I was driving my daughter to school the other day, and she asked if I would roll her window down. She asks for this quite a bit, and usually I say no. Generally, my reason is something like it’s too noisy, or too hot, or that it’s raining. Not great reasons. I guess I just prefer that we keep the windows up.
But that day, I said sure, and rolled down her window. Then I got curious: “Why do you like your window rolled down?”
I Just Like It
“I just like it,” she responded.
It was a simple response, but I thought it was interesting. Here’s why: My daughter didn’t have an intellectual reason for why she liked her window rolled down—she just liked it.

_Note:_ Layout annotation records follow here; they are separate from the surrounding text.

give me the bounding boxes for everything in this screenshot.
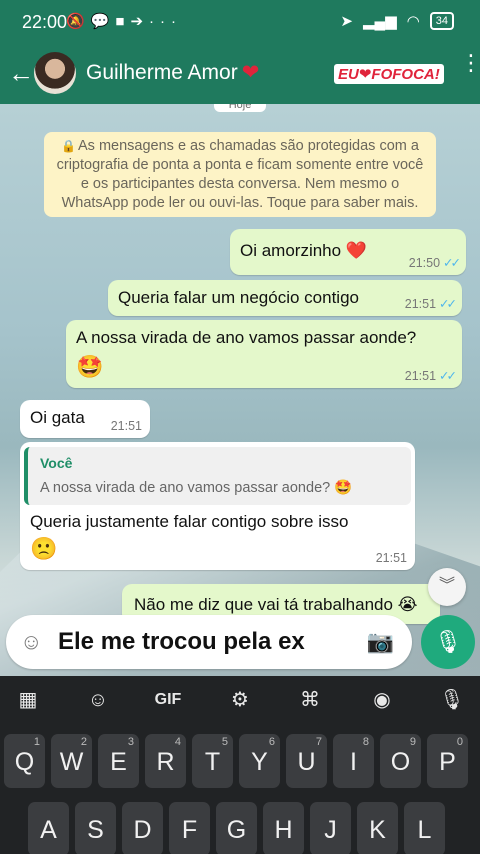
quote-text: A nossa virada de ano vamos passar aonde… xyxy=(40,480,353,496)
scroll-down-button[interactable]: ︾ xyxy=(428,568,466,606)
heart-emoji: ❤ xyxy=(241,61,260,84)
message-text: Oi amorzinho ❤️ xyxy=(240,241,367,260)
key-t[interactable]: 5T xyxy=(192,734,233,788)
palette-icon[interactable]: ◉ xyxy=(362,686,402,714)
quoted-message[interactable]: Você A nossa virada de ano vamos passar … xyxy=(24,447,411,505)
wifi-icon: ◠ xyxy=(406,13,420,30)
status-bar: 22:00 🔕💬■➔··· ➤ ▂▄▆ ◠ 34 xyxy=(0,0,480,44)
key-p[interactable]: 0P xyxy=(427,734,468,788)
notification-icons: 🔕💬■➔··· xyxy=(66,12,182,30)
message-meta: 21:51 ✓✓ xyxy=(404,369,457,383)
key-s[interactable]: S xyxy=(75,802,116,854)
status-time: 22:00 xyxy=(22,12,68,32)
chevron-down-icon: ︾ xyxy=(438,577,455,594)
gif-button[interactable]: GIF xyxy=(148,686,188,714)
more-notifications-icon: ··· xyxy=(149,13,183,30)
key-o[interactable]: 9O xyxy=(380,734,421,788)
avatar[interactable] xyxy=(34,52,76,94)
mic-button[interactable]: 🎙 xyxy=(421,615,475,669)
back-arrow-icon[interactable]: ← xyxy=(8,58,34,89)
location-icon: ➤ xyxy=(340,13,353,30)
top-bar: 22:00 🔕💬■➔··· ➤ ▂▄▆ ◠ 34 ← Guilherme Amo… xyxy=(0,0,480,104)
message-text: Oi gata xyxy=(30,408,85,427)
translate-icon[interactable]: ⌘ xyxy=(290,686,330,714)
overlay-caption: Ele me trocou pela ex xyxy=(58,628,305,655)
double-check-icon: ✓✓ xyxy=(439,369,457,383)
sticker-icon[interactable]: ☺ xyxy=(78,686,118,714)
double-check-icon: ✓✓ xyxy=(439,297,457,311)
key-g[interactable]: G xyxy=(216,802,257,854)
message-bubble-outgoing[interactable]: Oi amorzinho ❤️ 21:50 ✓✓ xyxy=(230,229,466,275)
key-r[interactable]: 4R xyxy=(145,734,186,788)
sad-face-emoji: 🙁 xyxy=(30,536,58,561)
chat-header: ← Guilherme Amor ❤ EU❤FOFOCA! ⋮ xyxy=(0,44,480,104)
battery-icon: 34 xyxy=(429,12,454,30)
key-q[interactable]: 1Q xyxy=(4,734,45,788)
contact-name[interactable]: Guilherme Amor ❤ xyxy=(86,60,259,85)
key-j[interactable]: J xyxy=(310,802,351,854)
camera-icon[interactable]: 📷 xyxy=(367,629,394,655)
message-time: 21:51 xyxy=(110,419,142,433)
composer-bar: ☺ Ele me trocou pela ex 📷 🎙 xyxy=(0,612,480,676)
key-a[interactable]: A xyxy=(28,802,69,854)
message-bubble-outgoing[interactable]: A nossa virada de ano vamos passar aonde… xyxy=(66,320,462,388)
signal-icon: ▂▄▆ xyxy=(362,13,397,30)
key-u[interactable]: 7U xyxy=(286,734,327,788)
video-icon: ■ xyxy=(115,13,131,30)
voice-input-icon[interactable]: 🎙 xyxy=(432,686,472,714)
message-time: 21:51 xyxy=(375,551,407,565)
contact-name-text: Guilherme Amor xyxy=(86,61,238,84)
chat-notification-icon: 💬 xyxy=(90,13,116,30)
message-bubble-incoming[interactable]: Oi gata 21:51 xyxy=(20,400,150,438)
apps-grid-icon[interactable]: ▦ xyxy=(8,686,48,714)
key-h[interactable]: H xyxy=(263,802,304,854)
message-bubble-incoming-reply[interactable]: Você A nossa virada de ano vamos passar … xyxy=(20,442,415,570)
key-k[interactable]: K xyxy=(357,802,398,854)
double-check-icon: ✓✓ xyxy=(443,256,461,270)
keyboard-toolbar: ▦ ☺ GIF ⚙ ⌘ ◉ 🎙 xyxy=(0,676,480,724)
message-bubble-outgoing[interactable]: Queria falar um negócio contigo 21:51 ✓✓ xyxy=(108,280,462,316)
keyboard-row-1: 1Q 2W 3E 4R 5T 6Y 7U 8I 9O 0P xyxy=(4,734,476,788)
settings-gear-icon[interactable]: ⚙ xyxy=(220,686,260,714)
quote-author: Você xyxy=(40,455,73,471)
message-text: Queria justamente falar contigo sobre is… xyxy=(30,512,349,531)
encryption-notice-text: As mensagens e as chamadas são protegida… xyxy=(56,138,424,211)
mute-icon: 🔕 xyxy=(66,13,91,30)
key-w[interactable]: 2W xyxy=(51,734,92,788)
keyboard-row-2: A S D F G H J K L xyxy=(28,802,480,854)
watermark-logo: EU❤FOFOCA! xyxy=(334,64,444,84)
date-chip: Hoje xyxy=(214,104,266,112)
encryption-notice[interactable]: 🔒 As mensagens e as chamadas são protegid… xyxy=(44,132,436,217)
key-l[interactable]: L xyxy=(404,802,445,854)
share-icon: ➔ xyxy=(130,13,150,30)
overflow-menu-icon[interactable]: ⋮ xyxy=(460,52,480,74)
key-e[interactable]: 3E xyxy=(98,734,139,788)
mic-icon: 🎙 xyxy=(434,629,462,654)
emoji-icon[interactable]: ☺ xyxy=(20,629,42,655)
keyboard: ▦ ☺ GIF ⚙ ⌘ ◉ 🎙 1Q 2W 3E 4R 5T 6Y 7U 8I … xyxy=(0,676,480,854)
system-icons: ➤ ▂▄▆ ◠ 34 xyxy=(340,12,454,30)
message-meta: 21:50 ✓✓ xyxy=(408,256,461,270)
lock-icon: 🔒 xyxy=(61,139,76,153)
key-f[interactable]: F xyxy=(169,802,210,854)
key-i[interactable]: 8I xyxy=(333,734,374,788)
message-text: Queria falar um negócio contigo xyxy=(118,288,359,307)
message-input[interactable]: ☺ Ele me trocou pela ex 📷 xyxy=(6,615,412,669)
message-meta: 21:51 ✓✓ xyxy=(404,297,457,311)
key-y[interactable]: 6Y xyxy=(239,734,280,788)
key-d[interactable]: D xyxy=(122,802,163,854)
star-struck-emoji: 🤩 xyxy=(76,354,104,379)
chat-area[interactable]: Hoje 🔒 As mensagens e as chamadas são pro… xyxy=(0,104,480,676)
message-text: A nossa virada de ano vamos passar aonde… xyxy=(76,328,417,347)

She was in touch with what she liked, and she didn’t need a bunch of reasons to support or justify it. She just liked it.

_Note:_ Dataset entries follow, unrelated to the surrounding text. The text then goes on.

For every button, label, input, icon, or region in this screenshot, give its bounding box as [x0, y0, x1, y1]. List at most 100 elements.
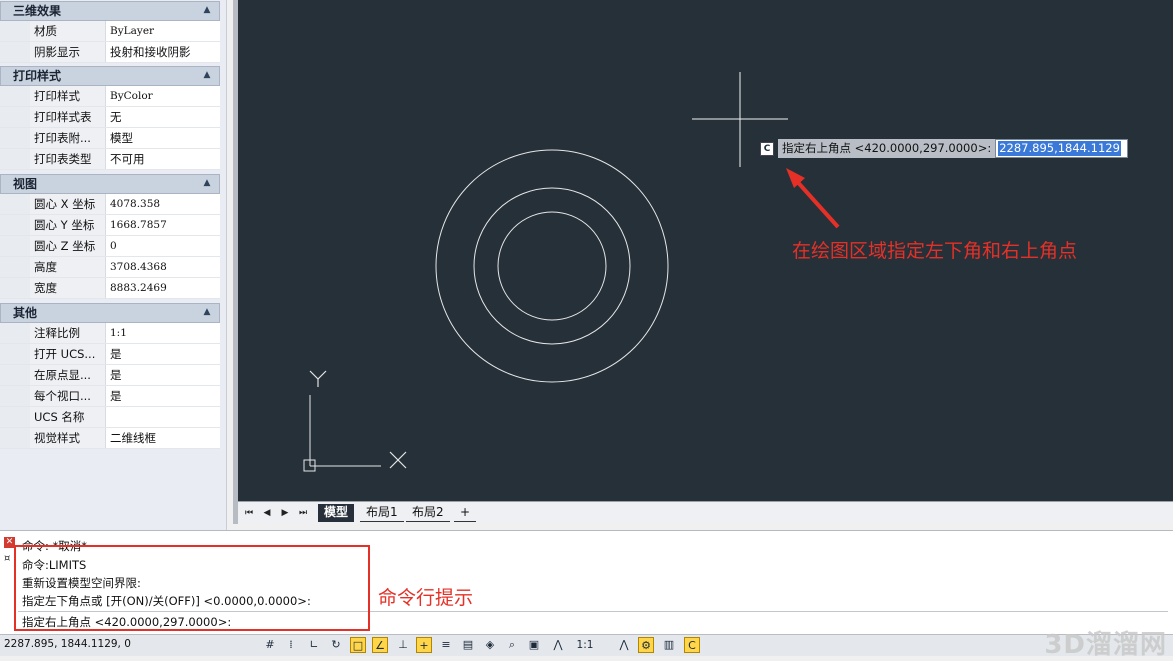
property-value[interactable]: 模型	[105, 128, 220, 148]
property-value[interactable]: 1668.7857	[105, 215, 220, 235]
tab-layout1[interactable]: 布局1	[360, 504, 404, 522]
property-value[interactable]: 1:1	[105, 323, 220, 343]
section-plot-style: 打印样式 ▲ 打印样式 ByColor 打印样式表无 打印表附... 模型 打印表类型…	[0, 66, 220, 170]
layout-tab-bar: ⏮ ◀ ▶ ⏭ 模型 布局1 布局2 +	[238, 501, 1173, 524]
property-row: 圆心 X 坐标 4078.358	[0, 194, 220, 215]
property-value[interactable]: 0	[105, 236, 220, 256]
property-value[interactable]: 8883.2469	[105, 278, 220, 298]
property-value[interactable]: 是	[105, 344, 220, 364]
tab-model[interactable]: 模型	[318, 504, 355, 522]
property-row: 圆心 Z 坐标 0	[0, 236, 220, 257]
annotation-visibility-icon[interactable]: ⋀	[550, 637, 566, 653]
model-space-icon[interactable]: ▣	[526, 637, 542, 653]
property-value[interactable]: 二维线框	[105, 428, 220, 448]
toolbar-lock-icon[interactable]: ▥	[661, 637, 677, 653]
property-row: 注释比例 1:1	[0, 323, 220, 344]
coordinate-input-value: 2287.895,1844.1129	[998, 141, 1121, 156]
property-label: 圆心 X 坐标	[30, 194, 105, 214]
property-label: 在原点显...	[30, 365, 105, 385]
otrack-icon[interactable]: ∠	[372, 637, 388, 653]
grid-icon[interactable]: #	[262, 637, 278, 653]
cursor-coordinates: 2287.895, 1844.1129, 0	[4, 638, 131, 650]
property-value[interactable]: 无	[105, 107, 220, 127]
property-value[interactable]: 是	[105, 365, 220, 385]
command-line-window: ✕ ¤ 命令: *取消* 命令:LIMITS 重新设置模型空间界限: 指定左下角…	[0, 530, 1173, 635]
zoom-icon[interactable]: ⌕	[504, 637, 520, 653]
dynamic-input-tooltip: C 指定右上角点 <420.0000,297.0000>: 2287.895,1…	[760, 139, 1129, 158]
pin-icon[interactable]: ¤	[4, 553, 10, 564]
tab-add-layout[interactable]: +	[454, 504, 477, 522]
coordinate-input[interactable]: 2287.895,1844.1129	[995, 139, 1129, 158]
property-label: 材质	[30, 21, 105, 41]
property-value[interactable]: 不可用	[105, 149, 220, 169]
collapse-up-icon[interactable]: ▲	[201, 177, 213, 189]
property-value[interactable]: 投射和接收阴影	[105, 42, 220, 62]
drawing-canvas[interactable]: 在绘图区域指定左下角和右上角点	[238, 0, 1173, 501]
prev-tab-icon[interactable]: ◀	[260, 506, 274, 520]
property-row: 阴影显示 投射和接收阴影	[0, 42, 220, 63]
section-header[interactable]: 视图 ▲	[0, 174, 220, 194]
ucs-dynamic-icon[interactable]: ⊥	[395, 637, 411, 653]
outer-circle[interactable]	[435, 149, 669, 383]
property-value[interactable]: 3708.4368	[105, 257, 220, 277]
property-label: 阴影显示	[30, 42, 105, 62]
snap-icon[interactable]: ⁞	[283, 637, 299, 653]
next-tab-icon[interactable]: ▶	[278, 506, 292, 520]
property-label: 圆心 Y 坐标	[30, 215, 105, 235]
watermark-logo: 3D溜溜网	[1044, 630, 1167, 660]
collapse-up-icon[interactable]: ▲	[201, 4, 213, 16]
selection-cycle-icon[interactable]: ◈	[482, 637, 498, 653]
section-3d-effects: 三维效果 ▲ 材质 ByLayer 阴影显示 投射和接收阴影	[0, 1, 220, 63]
property-value[interactable]	[105, 407, 220, 427]
drawing-annotation: 在绘图区域指定左下角和右上角点	[792, 240, 1078, 262]
property-label: 视觉样式	[30, 428, 105, 448]
tooltip-prompt: 指定右上角点 <420.0000,297.0000>:	[778, 139, 996, 158]
property-value[interactable]: ByColor	[105, 86, 220, 106]
property-row: 打印表附... 模型	[0, 128, 220, 149]
dyn-input-icon[interactable]: +	[416, 637, 432, 653]
property-label: UCS 名称	[30, 407, 105, 427]
property-label: 打印表附...	[30, 128, 105, 148]
tab-layout2[interactable]: 布局2	[406, 504, 450, 522]
property-row: 材质 ByLayer	[0, 21, 220, 42]
ucs-axis-icon	[303, 370, 407, 472]
section-header[interactable]: 打印样式 ▲	[0, 66, 220, 86]
command-c-icon: C	[760, 141, 774, 156]
middle-circle[interactable]	[473, 187, 631, 345]
auto-scale-icon[interactable]: ⋀	[616, 637, 632, 653]
property-label: 高度	[30, 257, 105, 277]
first-tab-icon[interactable]: ⏮	[242, 506, 256, 520]
section-misc: 其他 ▲ 注释比例 1:1 打开 UCS... 是 在原点显... 是 每个视口... 是…	[0, 303, 220, 449]
property-row: UCS 名称	[0, 407, 220, 428]
annotation-scale[interactable]: 1:1	[570, 637, 600, 653]
section-title: 其他	[13, 306, 38, 320]
last-tab-icon[interactable]: ⏭	[296, 506, 310, 520]
properties-palette: 三维效果 ▲ 材质 ByLayer 阴影显示 投射和接收阴影 打印样式 ▲ 打印样式 By…	[0, 0, 227, 530]
osnap-icon[interactable]: □	[350, 637, 366, 653]
workspace-icon[interactable]: ⚙	[638, 637, 654, 653]
inner-circle[interactable]	[497, 211, 607, 321]
section-header[interactable]: 其他 ▲	[0, 303, 220, 323]
collapse-up-icon[interactable]: ▲	[201, 69, 213, 81]
lineweight-icon[interactable]: ≡	[438, 637, 454, 653]
property-row: 打印样式表无	[0, 107, 220, 128]
transparency-icon[interactable]: ▤	[460, 637, 476, 653]
property-row: 圆心 Y 坐标 1668.7857	[0, 215, 220, 236]
polar-icon[interactable]: ↻	[328, 637, 344, 653]
refresh-icon[interactable]: C	[684, 637, 700, 653]
property-value[interactable]: ByLayer	[105, 21, 220, 41]
property-row: 打印表类型 不可用	[0, 149, 220, 170]
property-row: 宽度 8883.2469	[0, 278, 220, 299]
property-row: 高度 3708.4368	[0, 257, 220, 278]
property-value[interactable]: 4078.358	[105, 194, 220, 214]
section-title: 打印样式	[13, 69, 62, 83]
property-label: 圆心 Z 坐标	[30, 236, 105, 256]
section-header[interactable]: 三维效果 ▲	[0, 1, 220, 21]
property-row: 每个视口... 是	[0, 386, 220, 407]
ortho-icon[interactable]: ∟	[306, 637, 322, 653]
collapse-up-icon[interactable]: ▲	[201, 306, 213, 318]
property-value[interactable]: 是	[105, 386, 220, 406]
property-label: 打印表类型	[30, 149, 105, 169]
property-label: 打印样式表	[30, 107, 105, 127]
property-label: 打开 UCS...	[30, 344, 105, 364]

I think this is one of the beautiful things about children. They are in touch with their likes, dislikes, wants, feelings, and emotions. There isn’t a lot of baggage or socio-cultural programming that muddies the waters. They just like what they like, and that’s that.
For me, things are more complicated. Sure, I have likes and dislikes, but sometimes I struggle to figure out whether I truly like something in and of itself, or whether it is related to some sort of rule or expectation I am setting for myself. For example, do I truly like psychology, or did I go into the field for some other reason (e.g., my parents are counselors, or it provides a comfortable lifestyle)? Another example: At different points in my life, I have wanted to make more money. What is that about? Do I truly want to make more money, or do I have the belief that more money will make me feel better about myself?
In Tune with Myself
Sometimes I wish I could be like my daughter—completely in tune with what I like and want. Obviously, you can’t turn back the clock on a lifetime of socialization, but I’m trying to slow down and get more in tune with myself, rather than just go along with what advertising (or even my social group) says I should want or like.